Originally published on Tue January 3, 2012 11:33 am
For some of America's lowest-paid workers, the new year means a pay raise. Some states set their own minimum wages, above the federal rate of $7.25 an hour, and that rekindles an old debate over whether minimum wages make sense — especially at a time of high unemployment.
Like several other states, Washington state's minimum wage is indexed to the cost of living. This year, the formula has raised the statewide minimum from $8.67 to $9.04 an hour, making it the nation's highest statewide rate.
Zack Colon is just out of college, and while he prepares for grad school, he works as a chef. He says that extra 37 cents an hour will make an appreciable difference to his weekly income.
"Ten, fifteen dollars is like two meals. Any raise is, like, big," Colon says.
But for Colon's boss, the raise is an unwelcome financial burden. Skyler Riley is a young entrepreneur, and two years ago this 20-something opened his restaurant — Rainin' Ribs — just outside Seattle. Even though he owns the place, Riley also works the till.

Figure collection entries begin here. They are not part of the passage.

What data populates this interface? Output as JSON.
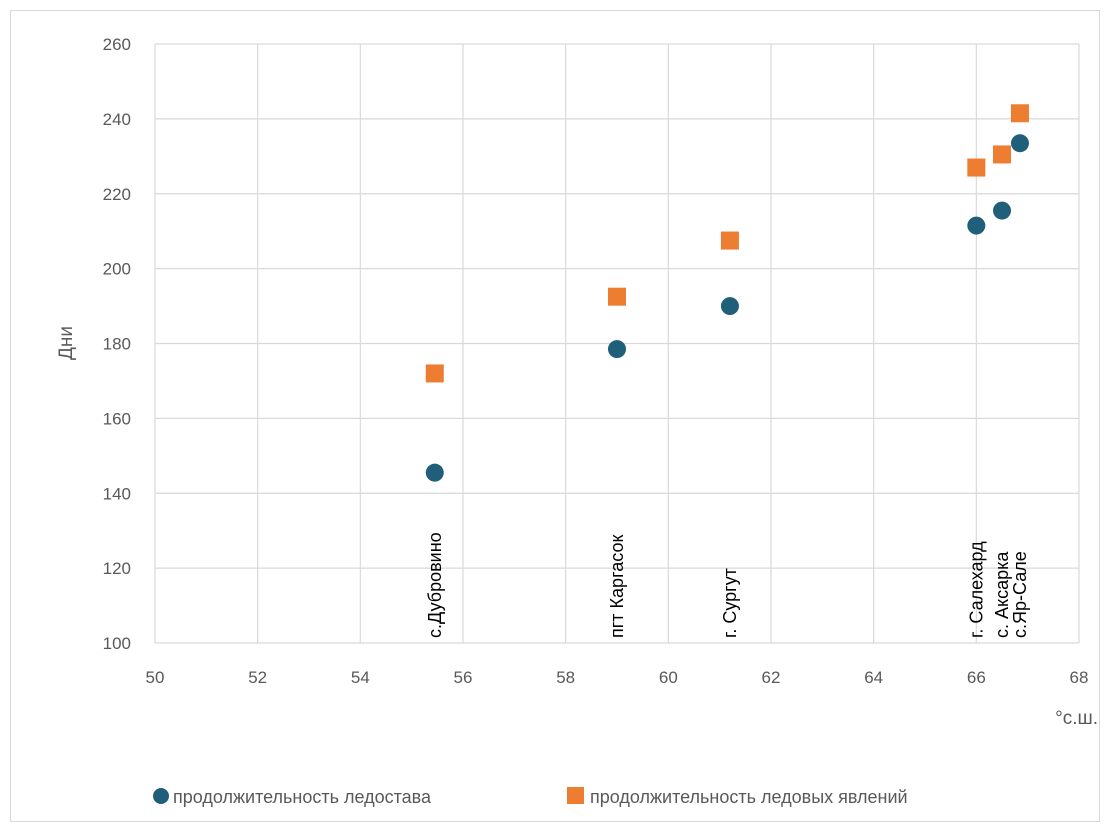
{
  "chart_data": {
    "type": "scatter",
    "title": "",
    "xlabel": "°с.ш.",
    "ylabel": "Дни",
    "xlim": [
      50,
      68
    ],
    "ylim": [
      100,
      260
    ],
    "xticks": [
      50,
      52,
      54,
      56,
      58,
      60,
      62,
      64,
      66,
      68
    ],
    "yticks": [
      100,
      120,
      140,
      160,
      180,
      200,
      220,
      240,
      260
    ],
    "grid": true,
    "legend_position": "bottom",
    "series": [
      {
        "name": "продолжительность  ледостава",
        "marker": "circle",
        "color": "#1f5f7a",
        "points": [
          {
            "x": 55.45,
            "y": 145.5
          },
          {
            "x": 59.0,
            "y": 178.5
          },
          {
            "x": 61.2,
            "y": 190.0
          },
          {
            "x": 66.0,
            "y": 211.5
          },
          {
            "x": 66.5,
            "y": 215.5
          },
          {
            "x": 66.85,
            "y": 233.5
          }
        ]
      },
      {
        "name": "продолжительность  ледовых явлений",
        "marker": "square",
        "color": "#ed7d31",
        "points": [
          {
            "x": 55.45,
            "y": 172.0
          },
          {
            "x": 59.0,
            "y": 192.5
          },
          {
            "x": 61.2,
            "y": 207.5
          },
          {
            "x": 66.0,
            "y": 227.0
          },
          {
            "x": 66.5,
            "y": 230.5
          },
          {
            "x": 66.85,
            "y": 241.5
          }
        ]
      }
    ],
    "annotations": [
      {
        "text": "с.Дубровино",
        "x": 55.45
      },
      {
        "text": "пгт Каргасок",
        "x": 59.0
      },
      {
        "text": "г. Сургут",
        "x": 61.2
      },
      {
        "text": "г. Салехард",
        "x": 66.0
      },
      {
        "text": "с. Аксарка",
        "x": 66.5
      },
      {
        "text": "с.Яр-Сале",
        "x": 66.85
      }
    ]
  }
}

"With your payroll, you know you can operate a lot yourself, you can certainly cut hours in a way that you physically use your own two hands," Riley says. "But when you're raising the payroll costs of an hourly minimum wage, it's definitely not helping."
Pro-business groups in Washington state say the $9-an-hour wage may prove to be a "tipping point," a kind of sticker shock that could discourage employers from hiring more people. There's even a theory that the state minimum wage — which is counted separately from tips — might explain the understaffing and lousy service at some Seattle restaurants. It's Economy 101: The more you raise the price of something — employment, in this case — the less of it there'll be.
"I don't think there's any sensible economist who thinks you could double the minimum wage and not throw a lot of people out of work," says David Neumark, director of the Center for Economics and Public Policy at University of California, Irvine. There is a debate, he says, over the effect of incremental raises for the small group of largely unskilled workers who earn the minimum wage.
"The consensus from a lot of studies I've surveyed — including my own — says that a 10 percent increase in the minimum reduces employment of those very low-skilled groups by about 1 to 2 percent," he says.
Keep in mind, that's 1 to 2 percent of the people earning minimum wage, and they make up only about 5 percent of the workforce nationally. So the job losses are pretty tiny.
Defenders of the minimum wage say it's even less than that, pointing to a couple of recent studies that show zero net job loss. David Cooper, an analyst with the pro-labor Economic Policy Institute, says the minimum wage is especially necessary now.
"When you have lines of the unemployed around the corner looking for jobs, there's no real pressure for employers to raise wages," Cooper says.
And in this age of Occupy Wall Street, Cooper says, pushing up that wage floor is one way to address growing income inequality.
"Increases in the minimum wage are essentially a shift from corporate profits to low-wage employees," he says. "And we know that low-wage employees spend more of their money. They're going to spend essentially every penny they get, so that increased demand is going to result in more economic activity and potentially more jobs."
Still, economists on both sides tend to agree that the minimum wage itself isn't that big of a factor for America's working poor. For one thing, many of the people earning the minimum aren't poor at all; they're teenagers or middle-class part-timers looking for extra income.
The working poor tend to earn more — because they have to if they're supporting a family. For them, the benefit of recent minimum-wage hikes has been relatively small, especially when compared with other anti-poverty programs such as the federal Earned Income Tax Credit.